Callosotomia, transezioni subpiali, emisferectomia e stimolazione vagale costituiscono comunque una piccola parte degli interventi per la cura dell’epilessia, e non raggiungono insieme il 5% del totale. Sono in corso di studio, sulla scia degli interventi di “neuromodulazione” utilizzati con successo nella terapia della malattia di Parkinson, interventi di stimolazione delle strutture cerebrali profonde mediante elettrodi impiantati direttamente nell’encefalo.

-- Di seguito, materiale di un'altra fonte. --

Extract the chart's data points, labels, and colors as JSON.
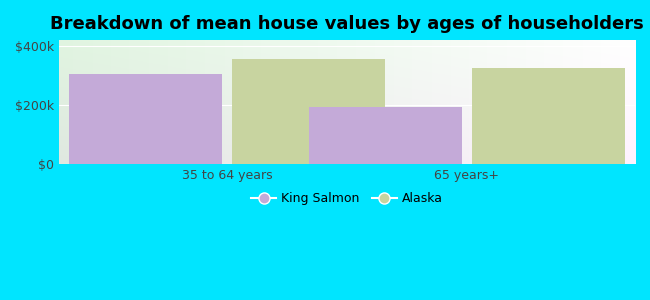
{
  "title": "Breakdown of mean house values by ages of householders",
  "categories": [
    "35 to 64 years",
    "65 years+"
  ],
  "series": {
    "King Salmon": [
      305000,
      195000
    ],
    "Alaska": [
      355000,
      325000
    ]
  },
  "bar_colors": {
    "King Salmon": "#c4aad8",
    "Alaska": "#c8d4a0"
  },
  "ylim": [
    0,
    420000
  ],
  "yticks": [
    0,
    200000,
    400000
  ],
  "ytick_labels": [
    "$0",
    "$200k",
    "$400k"
  ],
  "background_color": "#00e5ff",
  "title_fontsize": 13,
  "tick_fontsize": 9,
  "legend_fontsize": 9,
  "bar_width": 0.32,
  "group_positions": [
    0.25,
    0.75
  ]
}
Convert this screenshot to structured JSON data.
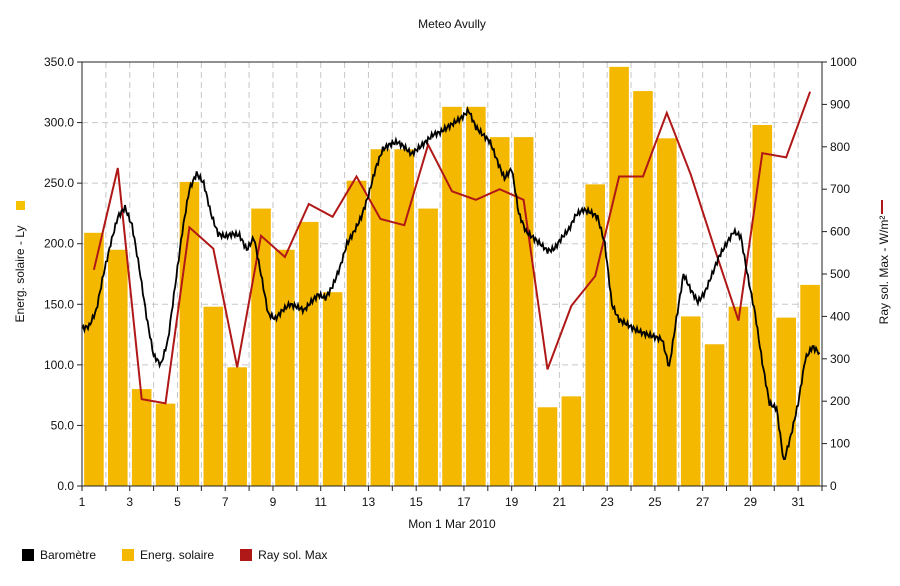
{
  "chart_data": {
    "type": "bar+line",
    "title": "Meteo  Avully",
    "xlabel": "Mon 1 Mar 2010",
    "ylabel_left": "Energ. solaire - Ly",
    "ylabel_right": "Ray sol. Max - W/m²",
    "xlim": [
      1,
      32
    ],
    "ylim_left": [
      0,
      350
    ],
    "ylim_right": [
      0,
      1000
    ],
    "x_ticks": [
      "1",
      "3",
      "5",
      "7",
      "9",
      "11",
      "13",
      "15",
      "17",
      "19",
      "21",
      "23",
      "25",
      "27",
      "29",
      "31"
    ],
    "y_left_ticks": [
      "0.0",
      "50.0",
      "100.0",
      "150.0",
      "200.0",
      "250.0",
      "300.0",
      "350.0"
    ],
    "y_right_ticks": [
      "0",
      "100",
      "200",
      "300",
      "400",
      "500",
      "600",
      "700",
      "800",
      "900",
      "1000"
    ],
    "grid": true,
    "colors": {
      "barometre": "#000000",
      "energie": "#f5b800",
      "ray": "#b01818",
      "grid": "#c8c8c8"
    },
    "series": [
      {
        "name": "Energ. solaire",
        "axis": "left",
        "type": "bar",
        "x": [
          1,
          2,
          3,
          4,
          5,
          6,
          7,
          8,
          9,
          10,
          11,
          12,
          13,
          14,
          15,
          16,
          17,
          18,
          19,
          20,
          21,
          22,
          23,
          24,
          25,
          26,
          27,
          28,
          29,
          30,
          31
        ],
        "values": [
          209,
          195,
          80,
          68,
          251,
          148,
          98,
          229,
          195,
          218,
          160,
          252,
          278,
          278,
          229,
          313,
          313,
          288,
          288,
          65,
          74,
          249,
          346,
          326,
          287,
          140,
          117,
          148,
          298,
          139,
          166
        ]
      },
      {
        "name": "Ray sol. Max",
        "axis": "right",
        "type": "line",
        "x": [
          1.5,
          2.5,
          3.5,
          4.5,
          5.5,
          6.5,
          7.5,
          8.5,
          9.5,
          10.5,
          11.5,
          12.5,
          13.5,
          14.5,
          15.5,
          16.5,
          17.5,
          18.5,
          19.5,
          20.5,
          21.5,
          22.5,
          23.5,
          24.5,
          25.5,
          26.5,
          27.5,
          28.5,
          29.5,
          30.5,
          31.5
        ],
        "values": [
          510,
          750,
          205,
          195,
          610,
          560,
          280,
          590,
          540,
          665,
          635,
          730,
          630,
          615,
          805,
          695,
          675,
          700,
          675,
          275,
          425,
          495,
          730,
          730,
          880,
          735,
          560,
          390,
          785,
          775,
          930
        ]
      },
      {
        "name": "Baromètre",
        "axis": "left",
        "type": "line",
        "x": [
          1,
          1.3,
          1.6,
          1.9,
          2.2,
          2.5,
          2.8,
          3.1,
          3.4,
          3.7,
          4.0,
          4.3,
          4.6,
          4.9,
          5.2,
          5.5,
          5.8,
          6.1,
          6.4,
          6.7,
          7.0,
          7.3,
          7.6,
          7.9,
          8.2,
          8.5,
          8.8,
          9.1,
          9.4,
          9.7,
          10.0,
          10.3,
          10.6,
          10.9,
          11.2,
          11.5,
          11.8,
          12.1,
          12.4,
          12.7,
          13.0,
          13.3,
          13.6,
          13.9,
          14.2,
          14.5,
          14.8,
          15.1,
          15.4,
          15.7,
          16.0,
          16.3,
          16.6,
          16.9,
          17.2,
          17.5,
          17.8,
          18.1,
          18.4,
          18.7,
          19.0,
          19.3,
          19.6,
          19.9,
          20.2,
          20.5,
          20.8,
          21.1,
          21.4,
          21.7,
          22.0,
          22.3,
          22.6,
          22.9,
          23.2,
          23.5,
          23.8,
          24.1,
          24.4,
          24.7,
          25.0,
          25.3,
          25.6,
          25.9,
          26.2,
          26.5,
          26.8,
          27.1,
          27.4,
          27.7,
          28.0,
          28.3,
          28.6,
          28.9,
          29.2,
          29.5,
          29.8,
          30.1,
          30.4,
          30.7,
          31.0,
          31.3,
          31.6,
          31.9
        ],
        "values": [
          130,
          132,
          145,
          175,
          200,
          222,
          230,
          215,
          180,
          140,
          108,
          100,
          120,
          165,
          210,
          245,
          258,
          250,
          225,
          208,
          206,
          208,
          207,
          195,
          205,
          175,
          142,
          138,
          145,
          150,
          148,
          145,
          152,
          158,
          155,
          165,
          180,
          200,
          210,
          222,
          240,
          262,
          278,
          282,
          284,
          280,
          274,
          279,
          284,
          290,
          292,
          296,
          300,
          304,
          310,
          296,
          290,
          284,
          268,
          254,
          262,
          225,
          210,
          205,
          200,
          194,
          196,
          205,
          212,
          224,
          228,
          226,
          222,
          200,
          150,
          137,
          134,
          130,
          127,
          125,
          123,
          121,
          98,
          138,
          175,
          162,
          152,
          160,
          175,
          190,
          200,
          210,
          206,
          172,
          142,
          102,
          68,
          64,
          20,
          42,
          68,
          105,
          115,
          110
        ]
      }
    ],
    "legend": [
      {
        "label": "Baromètre",
        "color": "#000000"
      },
      {
        "label": "Energ. solaire",
        "color": "#f5b800"
      },
      {
        "label": "Ray sol. Max",
        "color": "#b01818"
      }
    ],
    "legend_position": "bottom-left"
  }
}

L’iter diagnostico prechirurgico è adattato al singolo caso. Su 100 pazienti candidati e sottoposti a indagini non invasive circa il 40-50% quindi accede all’intervento senza altri esami, e solo nel 5% l’intervento si rivela controindicato. Il restante 50-60% necessita anche alle indagini invasive. Il progressivo incremento delle attività del Centro, conseguente all’ampliamento delle strutture e alla naturale espansione, rende necessaria una rigorosa pianificazione e successione temporale delle attività, che coinvolgono contemporaneamente competenze specialistiche e strutture differenti. Anche nell’ambito di un medesimo ricovero infatti, il singolo paziente deve usufruire della degenza in ambito neurologico (Laboratorio Video-Stereo-EEG) e neurochirurgico, nonché degli studi diagnostici di molti laboratori, che devono essere coordinati e concentrarsi nel breve periodo in cui il paziente, sottoposto a riduzione farmacologia, presenta più crisi. Lo studio dei nuovi pazienti si sovrappone ai controlli dei pazienti già operati, intasando Laboratori e degenze. Per questo è necessario che la selezione dei candidati avvenga, per quanto è possibile, attraverso un accurato “screening” ambulatoriale che invii al ricovero “prechirurgico” i casi che hanno buone probabilità di risultare adatti alla chirurgia.